Katrín Olína is an Icelandic industrial designer and researcher. Her work is cross-disciplinary, finding expression in the fields of product design, interiors, furniture, jewelry, graphic art and writing. In her recent design practice, Olína has developed materials and design processes that weave together different creative modes: from research and philosophy, to industrial design, graphic art and 3D printing.

She has used these unique, cross-disciplinary approaches to explore typology, amongst other themes. In Primitiva Talismans, developed in 2015, one basic shape is digitally multiplied into different three-dimensional structures, which are 3D printed and cast as bronze jewelry. Primitiva is a unique collection of 40 bronze cast talismans designed to encapsulate some of humanity’s existential questions, and to help the wearer find focus in a technologically entangled and often disconnected physical world. Olína wrote Primitiva – Book of Talismans as an aid to navigating the collection.

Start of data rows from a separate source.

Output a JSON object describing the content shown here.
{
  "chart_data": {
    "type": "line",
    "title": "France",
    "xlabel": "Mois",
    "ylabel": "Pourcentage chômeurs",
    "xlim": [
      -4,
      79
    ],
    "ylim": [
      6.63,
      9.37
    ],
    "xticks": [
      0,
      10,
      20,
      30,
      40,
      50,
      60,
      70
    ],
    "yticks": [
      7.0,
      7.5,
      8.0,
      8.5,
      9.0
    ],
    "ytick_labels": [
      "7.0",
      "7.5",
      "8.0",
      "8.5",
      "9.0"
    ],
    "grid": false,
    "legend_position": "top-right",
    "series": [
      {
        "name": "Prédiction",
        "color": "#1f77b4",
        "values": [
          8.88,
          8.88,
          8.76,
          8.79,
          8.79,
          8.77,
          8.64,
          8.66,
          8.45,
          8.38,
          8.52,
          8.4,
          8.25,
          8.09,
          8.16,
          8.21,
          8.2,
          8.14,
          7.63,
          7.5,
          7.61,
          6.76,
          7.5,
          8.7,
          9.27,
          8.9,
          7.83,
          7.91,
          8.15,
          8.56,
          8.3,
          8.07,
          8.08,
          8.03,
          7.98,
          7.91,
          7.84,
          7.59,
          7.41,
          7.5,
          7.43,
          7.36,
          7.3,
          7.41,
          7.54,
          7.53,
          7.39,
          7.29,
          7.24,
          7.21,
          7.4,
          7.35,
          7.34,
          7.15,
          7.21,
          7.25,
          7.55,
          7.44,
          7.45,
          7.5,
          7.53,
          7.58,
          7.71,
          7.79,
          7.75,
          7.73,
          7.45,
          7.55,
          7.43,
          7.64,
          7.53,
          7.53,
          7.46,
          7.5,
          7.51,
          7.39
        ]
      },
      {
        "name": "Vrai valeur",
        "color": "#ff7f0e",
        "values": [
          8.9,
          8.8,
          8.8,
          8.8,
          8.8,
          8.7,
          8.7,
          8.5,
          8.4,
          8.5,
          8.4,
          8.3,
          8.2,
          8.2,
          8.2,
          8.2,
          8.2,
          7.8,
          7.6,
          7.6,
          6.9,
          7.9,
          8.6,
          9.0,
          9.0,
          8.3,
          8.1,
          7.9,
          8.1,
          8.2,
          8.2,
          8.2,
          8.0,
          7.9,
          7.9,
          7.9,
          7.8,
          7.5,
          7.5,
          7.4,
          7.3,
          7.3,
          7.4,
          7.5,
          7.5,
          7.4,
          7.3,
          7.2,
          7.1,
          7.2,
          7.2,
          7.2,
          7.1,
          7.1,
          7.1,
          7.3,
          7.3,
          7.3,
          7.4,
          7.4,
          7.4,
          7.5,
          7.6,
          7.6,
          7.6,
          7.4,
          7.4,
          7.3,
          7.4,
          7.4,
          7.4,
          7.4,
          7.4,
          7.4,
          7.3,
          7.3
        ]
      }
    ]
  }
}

MINISOPHY, Olína’s latest project in collaboration with Professor Sigridur Thorgeirsdottir (University of Helsinki), is a digital publication in unique miniature form. MINISOPHY is a biweekly showcase of philosophical nuggets, art, everyday voices, wisdom quotes and practical exercises in thinking and meditation that link around a common theme.

In earlier works, Olína investigates nature, mythology and storytelling principally through the medium of drawing. Many of these were translated into large-scale, immersive graphic environments such as Cristal Bar (Hong Kong, 2008), Skin, a medical clinic in Florence (2007), and the Dr. James Medical Clinic (Taipei, 2005). Notable works shown in museums include Subplant5 at The National Gallery in Oslo (2005) and Eulenspiegel at Reykjavik Art Museum (2008). Tree, coat stand (2003) for Swedese, created in collaboration with British industrial designer Michael Young, is amongst her best-known works.

Olína has won numerous awards for her work, including the Forum Aid Award, SEGD (The Society for Experiential Graphic Design), FÍT (Icelandic Graphic Association), and the DV Culture Award (Iceland). She is regularly invited to participate as a speaker at design and other events around the globe, including most recently at TYPO-Berlin, DesignTalks Reykjavik, and the Women Economic Forum.

Over the past 25 years, Katrín Olína has been based in Reykjavik, Paris, London, Brussels, Taipei, Hong Kong and Helsinki.